The Inforati File Q&A: Gaurav Dhillon

From ON Magazine

By Tim Devaney and Tom Stein

Gaurav Dhillon
Illustration by Chris Campisi

When did you first understand the power of information?

The moment that changed my life happened in 1982 when Scientific American devoted a seminal issue to software. Alan Kay wrote that to be successful in the future, people would need to be able to operate computers as easily and skillfully as they drive a car. At the time, the only people who knew anything about computers were glow-in-the-dark guys like me, who were studying engineering. Looking back now, it's amazing how accurate his prediction was.

What led you to start Jaman?

Somewhere in my travels I realized there is an amazing amount of quality content independent films and documentaries being produced everywhere, yet less than one percent of films get traditional distribution. At first, I had some righteous indignation about it, thinking, "How can this be? How come nobody's done anything about it?" And then I thought, "Maybe I should do something."

So I decided to create a business that provides an alternative distribution channel. Jaman's focus is to serve this under-served area: providing high-definition quality, making it work on Macs and PCs and set-top boxes. With that foundation, we believe we'll be able to add on more and more content.

What role do independent and foreign films play in our culture?

Companies that came out of that generation were post-mainframe companies but pre-Internet companies. The Internet didn't exist, and the way information flowed was very much in rows and columns; a database is nothing more than the biggest spreadsheet you ever saw. Today, information takes on many more forms; it's richer, and it no longer lines up in orderly rows and columns.

With the web being this connector that hooks anything to anything, we're now trying to understand the implications of interconnectedness. I think that will be the next quantum leap. If you look at Alan Kay's statement in 1982 about computer skills being necessary in the future, having social information and connectedness skills in the future will be as important as computer skills are today.

What tools do you use to manage your personal data?

Actually, I'm trying to unhook myself from BlackBerry. It was getting to be a problem. It was always with me. I wasn't thinking enough about the big picture because I was always in interrupt mode. So I unplugged it in the middle of last year. Any withdrawal symptoms have been outweighed by the positive reinforcement in my personal life. When I'm home, I'm a better father because I'm focused on my kid. And at Jaman we have developed interrupt protocols-based on the immediacy of communication-that make everyone more productive.

Do you ever feel overwhelmed by too much information?

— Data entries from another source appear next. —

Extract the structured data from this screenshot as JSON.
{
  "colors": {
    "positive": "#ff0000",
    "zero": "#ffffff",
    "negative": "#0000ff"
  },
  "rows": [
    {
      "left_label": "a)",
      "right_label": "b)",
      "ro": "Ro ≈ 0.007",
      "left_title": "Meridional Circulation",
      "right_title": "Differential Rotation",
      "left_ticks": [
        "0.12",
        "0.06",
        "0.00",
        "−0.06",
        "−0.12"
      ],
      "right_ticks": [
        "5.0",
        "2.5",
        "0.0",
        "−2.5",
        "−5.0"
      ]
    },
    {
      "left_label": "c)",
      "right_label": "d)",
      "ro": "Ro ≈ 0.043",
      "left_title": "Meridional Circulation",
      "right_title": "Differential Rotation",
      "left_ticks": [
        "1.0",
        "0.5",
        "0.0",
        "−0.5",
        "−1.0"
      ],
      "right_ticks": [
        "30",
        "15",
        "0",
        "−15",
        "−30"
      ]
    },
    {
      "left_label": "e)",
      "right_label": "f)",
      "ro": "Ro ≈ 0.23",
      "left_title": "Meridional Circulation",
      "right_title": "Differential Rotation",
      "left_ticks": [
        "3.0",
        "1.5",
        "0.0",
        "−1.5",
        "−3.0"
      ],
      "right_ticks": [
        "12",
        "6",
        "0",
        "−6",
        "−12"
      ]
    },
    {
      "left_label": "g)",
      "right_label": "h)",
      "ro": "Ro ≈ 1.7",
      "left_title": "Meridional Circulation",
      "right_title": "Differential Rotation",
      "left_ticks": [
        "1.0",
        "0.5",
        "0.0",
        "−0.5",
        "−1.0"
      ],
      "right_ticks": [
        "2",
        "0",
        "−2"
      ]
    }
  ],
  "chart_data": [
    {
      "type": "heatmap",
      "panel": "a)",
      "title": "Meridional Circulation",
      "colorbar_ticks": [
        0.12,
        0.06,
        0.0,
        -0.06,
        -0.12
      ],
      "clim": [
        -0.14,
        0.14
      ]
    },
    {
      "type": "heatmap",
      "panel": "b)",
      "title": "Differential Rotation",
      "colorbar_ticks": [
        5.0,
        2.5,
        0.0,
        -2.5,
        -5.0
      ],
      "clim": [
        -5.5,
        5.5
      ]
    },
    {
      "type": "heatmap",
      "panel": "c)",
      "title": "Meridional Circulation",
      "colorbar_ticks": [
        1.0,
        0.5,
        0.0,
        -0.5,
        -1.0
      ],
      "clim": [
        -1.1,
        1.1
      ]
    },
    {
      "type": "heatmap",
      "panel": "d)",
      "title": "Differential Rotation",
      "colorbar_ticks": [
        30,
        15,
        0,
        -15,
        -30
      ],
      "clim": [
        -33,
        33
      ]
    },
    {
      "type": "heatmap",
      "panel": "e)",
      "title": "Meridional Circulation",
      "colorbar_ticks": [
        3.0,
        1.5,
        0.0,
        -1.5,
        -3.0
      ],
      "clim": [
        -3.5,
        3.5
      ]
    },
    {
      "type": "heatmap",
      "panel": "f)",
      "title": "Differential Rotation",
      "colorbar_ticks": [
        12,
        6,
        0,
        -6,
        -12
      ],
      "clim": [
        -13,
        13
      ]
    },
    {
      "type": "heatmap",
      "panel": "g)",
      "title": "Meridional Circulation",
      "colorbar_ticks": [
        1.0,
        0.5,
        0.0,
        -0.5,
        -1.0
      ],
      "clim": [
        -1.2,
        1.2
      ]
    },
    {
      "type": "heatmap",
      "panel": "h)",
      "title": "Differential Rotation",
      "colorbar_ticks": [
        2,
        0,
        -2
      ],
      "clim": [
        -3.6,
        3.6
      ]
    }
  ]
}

In the early days of business intelligence, we had this joke about "endless adventures in drilling." You can keep drilling into the data. But if you think about the hierarchy of information, knowledge, and wisdom, experience teaches you not to seek information but knowledge. So the question is how do you "go meta"? And how do you follow the Einsteinian notion of rising above the observation level to get insight into what's causing something to happen?

When I'm swimming in a sea of information, I look for a rock to climb up on so I can look out and see "What's the pattern? Which way are the waves going? Is a storm coming?" That kind of insight and knowledge is an antidote to too much information.